The families argued that if Maine's program allows parents to decide on an alternative to a public school for their children, "it has to remain neutral as between religious and non-religious private schools".

The state argued that it provided tuition only to attend private schools with "substantially the same education provided in the public schools" and that schools that have a religious teaching component therefore had to be excluded. The state also contended that the program was not a school choice program, but intended to aid students where there is otherwise no local high school in reasonably close distance for them to attend.

A coalition of 21 states filed amicus briefs in support of the petitioner, and the Freedom from Religion Foundation, the American Civil Liberties Union, and the National School Boards Association filed amicus briefs in support of the respondent.

=== Ruling ===
In a 6–3 decision, the Supreme Court ruled that Maine's nonsectarian requirement for tuition assistance violates the Free Exercise Clause of the First Amendment to the United States Constitution, struck down the Maine law, and reversed the First Circuit. Chief Justice John Roberts wrote the opinion of the Court, joined by five other Justices. Justice Stephen Breyer wrote a dissenting opinion joined fully by Justice Elena Kagan and partially by Justice Sonia Sotomayor. Sotomayor wrote a separate dissenting opinion.

=== Opinion of the Court ===
In his majority opinion, Roberts wrote that the State violated the First Amendment's Free Exercise Clause by preventing religious observers from receiving public benefits. He cited various cases where the court struck down actions that did so, such as Espinoza and Trinity Lutheran. He wrote that the Maine legislature excluded "private religious schools from those eligible to receive such funds" and that such an exclusion is greater than intended under the Establishment Clause of the United States Constitution. He wrote that, on the basis of Zelman, "a benefit program under which private citizens 'direct government aid to religious schools wholly as a result of their own genuine and independent private choice' does not offend the Establishment Clause." The Court ruled that Maine purposely "identif[ies] and exclude[s] otherwise eligible schools on the basis of their religious exercise" and that that is "discrimination against religion".

=== Dissents ===
In his dissenting opinion, Breyer expressed concern that Carson v. Makin could require states to fund religious schools with taxpayer money, writing that the ruling paid "almost no attention" to the First Amendment's prohibitions on the state's establishment of religion while "giving almost exclusive attention" the Amendment's prohibitions on religious free exercise.
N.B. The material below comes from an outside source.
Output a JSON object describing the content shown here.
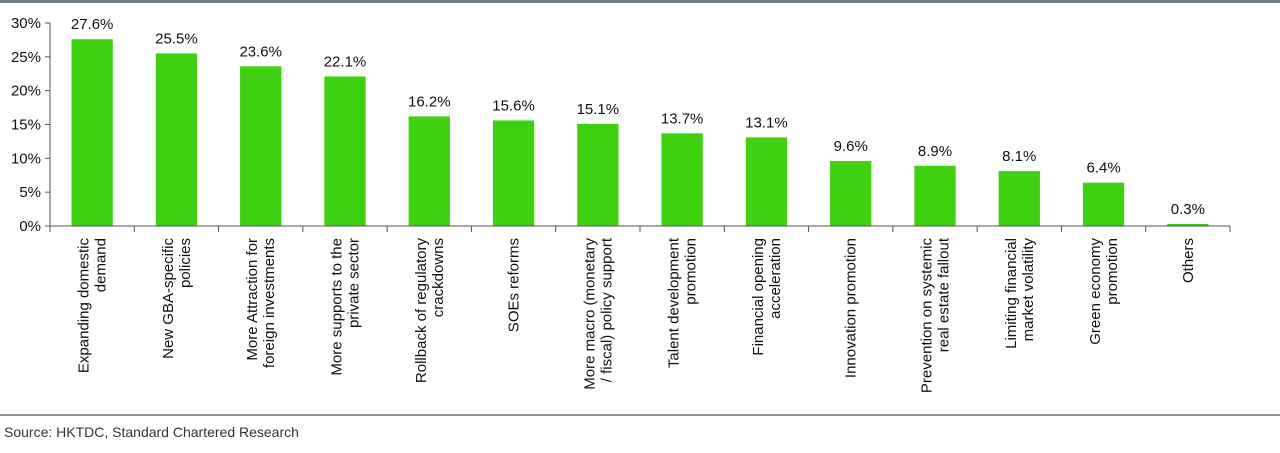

He also wrote that the ruling broke with historical precedent, that the Supreme Court had "never previously held what the Court holds today, namely, that a State must (not may) use state funds to pay for religious education as part of a tuition program designed to ensure the provision of free statewide public school education."

In her dissent, Sotomayor wrote that in five years, the Court had "shift[ed] from a rule that permits States to decline to fund religious organizations to one that requires States in many circumstances to subsidize religious indoctrination with taxpayer dollars." She argued that Carson "continues to dismantle the wall of separation between church and state that the framers fought to build."

== Analysis ==
Although Vermont is the only other state with a similar voucher program to Maine's, analysts anticipated that the decision would spur school-choice advocates and religious groups to seek similar programs in other states. Supporters of the ruling said the ruling would enhance religious liberties and "school choice." Indeed, in the wake of Carson, Vermont settled a lawsuit with the Institute for Justice to permit religious options in its voucher program.

Many critics believe that the ruling in this case is a "further erosion" of the separation of church and state.

Steve Vladeck of CNN wrote that this ruling would put state "government[s] in the awkward position of having to choose between directly funding religious activity or not providing funding at all".